Pour que la redevance ou le droit de licence soit pris en compte, il faut que les droits transférés en contrepartie soient incorporés dans les marchandises importées4 ou que les prestations du donneur de licence5 aient déjà été utilisées lors de la fabrication des marchandises importées, voire que les marchandises soient inutilisables ou invendables sans la contrepartie de la redevance.
Exemple :
les marchandises importées incorporent la marque pour laquelle la redevance est versée ou les marchandises importées sont les ingrédients ou les composants essentiels du produit sous licence.

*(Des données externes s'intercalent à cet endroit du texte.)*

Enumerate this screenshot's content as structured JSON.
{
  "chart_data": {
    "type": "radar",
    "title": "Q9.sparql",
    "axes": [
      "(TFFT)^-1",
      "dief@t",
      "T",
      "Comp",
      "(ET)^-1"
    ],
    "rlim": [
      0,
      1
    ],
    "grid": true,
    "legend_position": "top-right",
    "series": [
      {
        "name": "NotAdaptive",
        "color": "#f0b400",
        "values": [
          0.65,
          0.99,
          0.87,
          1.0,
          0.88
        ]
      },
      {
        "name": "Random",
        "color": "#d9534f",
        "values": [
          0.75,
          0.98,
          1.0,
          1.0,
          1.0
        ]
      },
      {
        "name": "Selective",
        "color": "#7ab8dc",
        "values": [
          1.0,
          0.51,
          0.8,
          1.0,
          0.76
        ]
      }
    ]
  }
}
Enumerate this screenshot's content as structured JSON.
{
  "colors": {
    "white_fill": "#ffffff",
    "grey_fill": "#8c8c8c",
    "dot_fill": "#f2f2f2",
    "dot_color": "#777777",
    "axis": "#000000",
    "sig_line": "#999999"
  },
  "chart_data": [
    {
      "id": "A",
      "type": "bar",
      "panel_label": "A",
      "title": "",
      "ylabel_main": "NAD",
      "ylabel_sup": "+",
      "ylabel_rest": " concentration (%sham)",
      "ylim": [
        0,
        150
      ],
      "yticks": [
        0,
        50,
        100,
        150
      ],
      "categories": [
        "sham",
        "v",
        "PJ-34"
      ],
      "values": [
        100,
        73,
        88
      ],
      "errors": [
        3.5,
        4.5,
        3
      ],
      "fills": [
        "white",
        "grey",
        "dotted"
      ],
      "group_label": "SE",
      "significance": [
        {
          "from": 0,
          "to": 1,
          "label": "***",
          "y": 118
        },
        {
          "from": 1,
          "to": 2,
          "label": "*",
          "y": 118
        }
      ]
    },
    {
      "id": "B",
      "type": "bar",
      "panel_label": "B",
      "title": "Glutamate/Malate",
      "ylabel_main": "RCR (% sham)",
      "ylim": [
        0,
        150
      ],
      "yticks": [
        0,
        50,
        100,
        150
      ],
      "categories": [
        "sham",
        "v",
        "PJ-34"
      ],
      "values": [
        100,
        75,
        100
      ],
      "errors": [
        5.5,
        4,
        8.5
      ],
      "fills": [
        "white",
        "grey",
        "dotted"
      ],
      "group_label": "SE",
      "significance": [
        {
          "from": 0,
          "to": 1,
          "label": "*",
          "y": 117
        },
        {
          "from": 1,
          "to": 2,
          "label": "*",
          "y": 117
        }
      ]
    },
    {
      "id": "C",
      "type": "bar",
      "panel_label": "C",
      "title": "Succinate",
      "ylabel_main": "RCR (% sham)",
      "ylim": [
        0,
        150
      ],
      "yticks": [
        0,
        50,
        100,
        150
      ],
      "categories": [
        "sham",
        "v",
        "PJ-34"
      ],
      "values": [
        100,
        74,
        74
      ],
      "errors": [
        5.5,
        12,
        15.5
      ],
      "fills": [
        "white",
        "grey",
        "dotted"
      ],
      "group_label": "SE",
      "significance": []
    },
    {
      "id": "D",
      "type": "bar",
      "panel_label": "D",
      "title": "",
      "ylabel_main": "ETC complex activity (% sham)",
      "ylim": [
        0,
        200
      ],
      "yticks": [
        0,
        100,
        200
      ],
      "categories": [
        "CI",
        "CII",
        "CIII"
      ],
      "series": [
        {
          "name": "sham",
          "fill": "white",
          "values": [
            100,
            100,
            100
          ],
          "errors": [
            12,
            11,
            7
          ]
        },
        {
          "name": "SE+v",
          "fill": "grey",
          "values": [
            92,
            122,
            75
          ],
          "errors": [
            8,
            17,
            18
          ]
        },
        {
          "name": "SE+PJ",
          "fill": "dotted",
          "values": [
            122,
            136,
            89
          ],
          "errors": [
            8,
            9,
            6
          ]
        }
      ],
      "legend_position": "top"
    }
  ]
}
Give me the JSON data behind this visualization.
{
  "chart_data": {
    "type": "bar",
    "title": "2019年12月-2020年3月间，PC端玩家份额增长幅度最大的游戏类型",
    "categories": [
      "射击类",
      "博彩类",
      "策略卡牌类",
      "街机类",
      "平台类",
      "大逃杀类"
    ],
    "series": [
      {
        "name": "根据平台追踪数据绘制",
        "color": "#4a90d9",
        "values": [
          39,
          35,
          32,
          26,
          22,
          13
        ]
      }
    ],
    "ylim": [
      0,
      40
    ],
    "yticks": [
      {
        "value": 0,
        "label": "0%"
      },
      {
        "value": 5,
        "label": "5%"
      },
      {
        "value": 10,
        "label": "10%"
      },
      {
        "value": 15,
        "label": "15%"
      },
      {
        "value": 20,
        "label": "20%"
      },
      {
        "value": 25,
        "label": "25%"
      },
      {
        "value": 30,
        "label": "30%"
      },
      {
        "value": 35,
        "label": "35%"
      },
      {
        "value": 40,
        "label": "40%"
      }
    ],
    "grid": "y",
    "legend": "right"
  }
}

Dès lors, il existe un lien avec les marchandises importées.
La redevance6 doit donc être prise en compte, totalement ou partiellement, pour le calcul de la valeur en douane des marchandises importées, sous réserve que les trois autres conditions soient remplies.
S’il est déterminé que les redevances et droits de licence ne sont que partiellement liées aux marchandises importées, il doit être procédé à un ajustement approprié (voir Partie VI).
Un contrat de licence (de distribution, de redevances, etc.) et ses annexes font habituellement apparaître :
- la nature et le but essentiel de l’accord ;
- la mention des brevets, marques et autres droits concernés ;
- le mode de calcul de la redevance.
C’est la raison pour laquelle, il peut être particulièrement utile d’analyser les dispositions contractuelles pour établir ce lien.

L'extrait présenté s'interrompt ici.